In the forest, he curses Jesus, and begs him, and berates him, takes the Lord’s name in vain. On Ava’s floor, he curves his tongue around Raylan’s name, and it burns. The sacred has always burned him, although before this moment he never knew it. He dies like living, since it is his life, blood-borne and holy in its own way, a century of tainted blood, spilling from his lips, an inadequate sacrifice for the blood he’s spilled in turn. Boyd has God on his lips and it burns, and he lets it. He is not a man to let, to let anything, but he loses himself for once in his life, lets his own Pentecost take him, feels his tongue cleave with fire.
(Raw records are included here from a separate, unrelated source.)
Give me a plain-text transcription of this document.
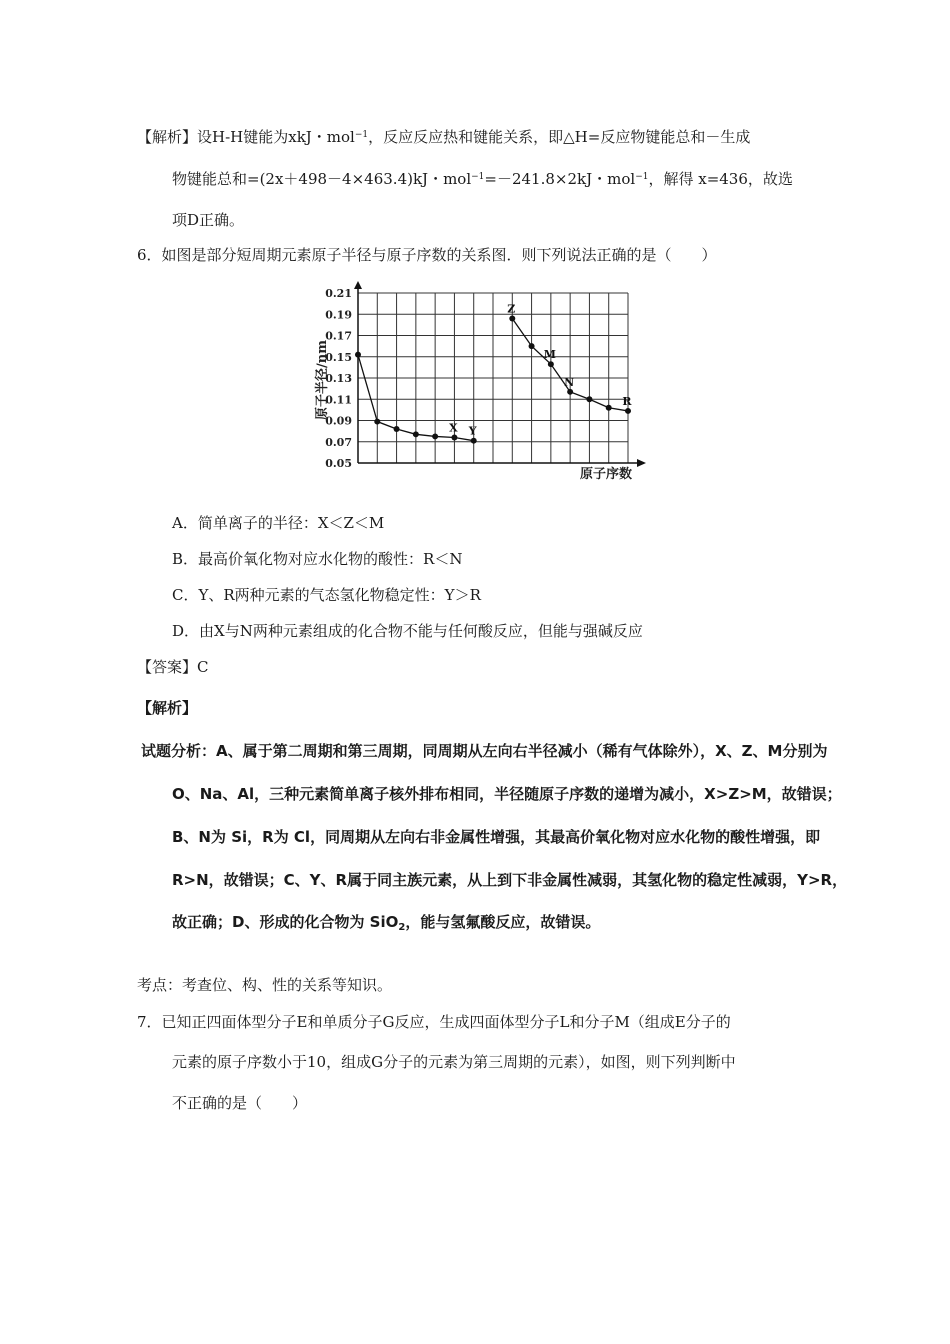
【解析】设H-H键能为xkJ・mol$^{-1}$，反应反应热和键能关系，即△H=反应物键能总和－生成
物键能总和=(2x＋498－4×463.4)kJ・mol$^{-1}$=－241.8×2kJ・mol$^{-1}$，解得 x=436，故选
项D正确。
6．如图是部分短周期元素原子半径与原子序数的关系图．则下列说法正确的是（　　）
0.21
0.19
0.17
0.15
0.13
0.11
0.09
0.07
0.05
X Y
Z
M
N
R
原子半径/nm
原子序数
A．简单离子的半径：X＜Z＜M
B．最高价氧化物对应水化物的酸性：R＜N
C．Y、R两种元素的气态氢化物稳定性：Y＞R
D．由X与N两种元素组成的化合物不能与任何酸反应，但能与强碱反应
【答案】C
【解析】
试题分析：A、属于第二周期和第三周期，同周期从左向右半径减小（稀有气体除外），X、Z、M分别为
O、Na、Al，三种元素简单离子核外排布相同，半径随原子序数的递增为减小，X>Z>M，故错误；
B、N为 Si，R为 Cl，同周期从左向右非金属性增强，其最高价氧化物对应水化物的酸性增强，即
R>N，故错误；C、Y、R属于同主族元素，从上到下非金属性减弱，其氢化物的稳定性减弱，Y>R，
故正确；D、形成的化合物为 SiO$_2$，能与氢氟酸反应，故错误。
考点：考查位、构、性的关系等知识。
7．已知正四面体型分子E和单质分子G反应，生成四面体型分子L和分子M（组成E分子的
元素的原子序数小于10，组成G分子的元素为第三周期的元素），如图，则下列判断中
不正确的是（　　）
He does not die in a mine, and his mouth fills with coal dust, and he speaks of the fire, does not feel it. He walks out of the mine into too much sun, comes up from the underworld into the light-- at least, that’s the theory. Raylan’s hand in his, and that name again on his lips, holy, holy, holy Lord, God of power and might, heaven and earth are full of your glory. Raylan’s hand on Boyd’s face, smearing thumb across his cheekbone. Blessed is he who comes in the name of the Lord. Raylan smiles like dying, like the spark before the walls caved in. Boyd dragged Raylan out of that mine, but it’s Raylan who drags him away from its mouth, who cleans his face, whose own lip is bleeding.
Sometimes, Boyd wonders if part of himself died in that mine.
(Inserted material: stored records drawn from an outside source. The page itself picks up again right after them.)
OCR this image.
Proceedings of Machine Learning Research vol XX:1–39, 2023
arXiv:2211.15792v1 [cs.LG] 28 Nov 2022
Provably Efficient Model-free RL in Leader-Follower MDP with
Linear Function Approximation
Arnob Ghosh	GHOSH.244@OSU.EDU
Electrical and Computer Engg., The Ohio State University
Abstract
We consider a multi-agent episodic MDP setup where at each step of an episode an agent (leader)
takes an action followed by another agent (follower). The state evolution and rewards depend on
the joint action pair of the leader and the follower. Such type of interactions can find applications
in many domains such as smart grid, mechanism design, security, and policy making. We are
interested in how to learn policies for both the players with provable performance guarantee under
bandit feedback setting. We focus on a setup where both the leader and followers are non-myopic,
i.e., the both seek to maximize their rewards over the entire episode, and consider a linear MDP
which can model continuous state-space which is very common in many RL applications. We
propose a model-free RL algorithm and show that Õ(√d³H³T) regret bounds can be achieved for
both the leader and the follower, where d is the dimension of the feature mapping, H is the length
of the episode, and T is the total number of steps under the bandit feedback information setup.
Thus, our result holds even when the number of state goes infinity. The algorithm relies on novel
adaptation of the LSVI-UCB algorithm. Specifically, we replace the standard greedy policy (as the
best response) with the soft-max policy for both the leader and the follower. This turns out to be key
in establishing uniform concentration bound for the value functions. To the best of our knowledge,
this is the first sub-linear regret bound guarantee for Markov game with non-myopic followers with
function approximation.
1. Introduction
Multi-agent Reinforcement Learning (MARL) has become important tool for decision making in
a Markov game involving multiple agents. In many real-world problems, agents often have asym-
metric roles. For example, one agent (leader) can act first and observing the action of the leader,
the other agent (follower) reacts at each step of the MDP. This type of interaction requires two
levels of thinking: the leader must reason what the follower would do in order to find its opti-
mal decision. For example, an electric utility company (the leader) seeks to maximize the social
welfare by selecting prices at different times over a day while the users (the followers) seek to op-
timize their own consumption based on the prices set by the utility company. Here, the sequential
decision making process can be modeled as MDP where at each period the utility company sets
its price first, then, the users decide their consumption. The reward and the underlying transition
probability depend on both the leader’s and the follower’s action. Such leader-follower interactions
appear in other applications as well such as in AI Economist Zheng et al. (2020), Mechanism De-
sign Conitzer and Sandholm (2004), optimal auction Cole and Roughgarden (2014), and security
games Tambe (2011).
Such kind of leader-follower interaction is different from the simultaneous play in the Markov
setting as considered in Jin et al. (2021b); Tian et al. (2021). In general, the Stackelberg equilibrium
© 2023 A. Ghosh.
Sometimes, he wonders what it makes him if it didn’t.
“There ain’t no one else like me,” he tells Raylan Givens, and, because it’s Raylan Givens he says it to, it’s only half true.
Out in the forest, he sees things that ain’t there.
Oh, he knows. He knows exactly how crazy he sounds. But Boyd Crowder has sounded crazy since he was 19 years old, and he’s used to it by now, knows how to use it, how to make it hurt you and not him. It’s an imperfect method, relies on the bait-and-switch, that you see the Boyd that you expect to see, and not the one that’s really there. He is a vision of a vision, a find-the-lady game that you’re destined to lose. He knows that he’s crazy, but so is everyone else. He always sees into everyone, right down to the bone, cut to the quick, no matter what they try to hide. He sees smokeless smoke on the horizon, hears voiceless voices, feels the sting of wounds that leave no marks, but he’s not stupid. He sees things that ain’t there, but he also sees all the things that are.
Sometimes, Boyd wonders if he really died in that mine.
Sometimes, Boyd wonders what it makes him if he didn’t.
“You know if they put you in jail for real they’ll make you take a psych eval,” says Raylan, like this is funny. It is. A little.
“The United States military saw fit to allow me into their hallowed ranks, Raylan,” says Boyd, and cocks his head, ever so slightly.
“They also saw fit to kick you out on your ass,” says Raylan, dismissive, and Boyd enjoys, the way he always does, the way Raylan’s whole body tenses when Body allows a corner of his mouth to pull tight in a smile.
“Ah, but they let me in,” says Boyd, “Which is the point. They opened the door, and let me in. Ain’t no gettin’ rid of me now.”
“You ain’t in the army no more,” says Raylan, nose wrinkling after, falling back into old habits.
“Ain’t I?” says Boyd, and it’s delicious, the way it always is, at 19 and at 39, to see Raylan Givens lost for words.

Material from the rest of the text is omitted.